Rupert Howell 12/18/12
Published 12:00 am Tuesday, December 18, 2012
A phone call last Friday alarmed me to just how egregious had been the massacre in Connecticut earlier that morning.
A local father of two beautiful young daughters had watched the tragedy unfold on television while home from work with sickness. Before news of the event spread he had to make a trip to the elementary school to retrieve his youngest, who had also become sick.
The father ended our conversation but could barely say “goodbye,” he so was overcome with emotion of the day’s tragedy and the feeling of helplessness as a father of young children.
During the conversation he mentioned that he had almost wished it had been more difficult for him to retrieve his daughter from the school but surmised, “Everybody knows everybody.”

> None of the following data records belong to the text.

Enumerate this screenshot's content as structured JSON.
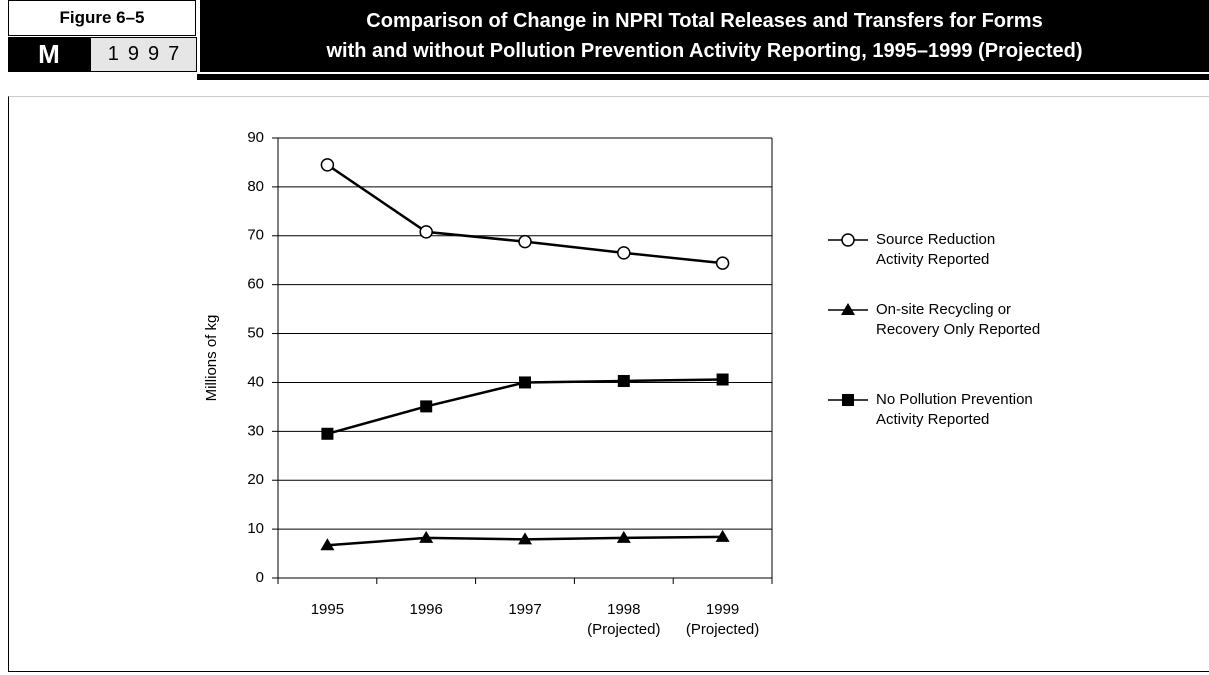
{
  "header": {
    "figure": "Figure 6–5",
    "label": "M",
    "year": "1997"
  },
  "chart_data": {
    "type": "line",
    "title": [
      "Comparison of Change in NPRI Total Releases and Transfers for Forms",
      "with and without Pollution Prevention Activity Reporting, 1995–1999 (Projected)"
    ],
    "y_label": "Millions of kg",
    "categories": [
      "1995",
      "1996",
      "1997",
      "1998 (Projected)",
      "1999 (Projected)"
    ],
    "series": [
      {
        "name": "Source Reduction Activity Reported",
        "color": "#000000",
        "marker": "circle",
        "values": [
          84.5,
          70.8,
          68.8,
          66.5,
          64.4
        ]
      },
      {
        "name": "On-site Recycling or Recovery Only Reported",
        "color": "#000000",
        "marker": "triangle",
        "values": [
          6.7,
          8.2,
          7.9,
          8.2,
          8.4
        ]
      },
      {
        "name": "No Pollution Prevention Activity Reported",
        "color": "#000000",
        "marker": "square",
        "values": [
          29.5,
          35.1,
          40.0,
          40.3,
          40.6
        ]
      }
    ],
    "ylim": [
      0,
      90
    ],
    "yticks": [
      0,
      10,
      20,
      30,
      40,
      50,
      60,
      70,
      80,
      90
    ],
    "grid": true,
    "legend": "right"
  }
}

And that’s part of the problem. Friday’s event happened in a small school with serious security safeguards in a state with stringent gun ownership laws in a town that is home to the National Shooting Sports Foundation.
Now we are hearing cries for more gun control, assault weapons ban, bans on large ammunition clips, more armed citizens, more guns, violent video game bans, more school security, prayer in schools, greater emphasis on treatment of mental illness, etc., etc.
Remember these mass shootings are not happening in the inner city and they are not necessarily related to drugs and/or money as so much of our world’s violent crime is.
“I have never felt so helpless,” the father said. “What can I do to know that our schools are safe?” he asked.
A conversation later with outgoing South Panola School Superintendent Keith Shaffer clarified that schools are constantly upgrading security, whether it’s fences, cameras, lock-down procedures or staff training. For the past two summers the school staff has participated in mock shooting drills at the high school and junior high.
At least for now the community will have to depend on the teachers, staff, and administrators at our schools as well as school resource officers and first responders to guard our children from such harm.
And Shaffer noted and as Newtown, Connecticut learned, “You can never over plan for evil. . . but an event like this (Friday’s mass shooting in Connecticut) makes us rethink it.”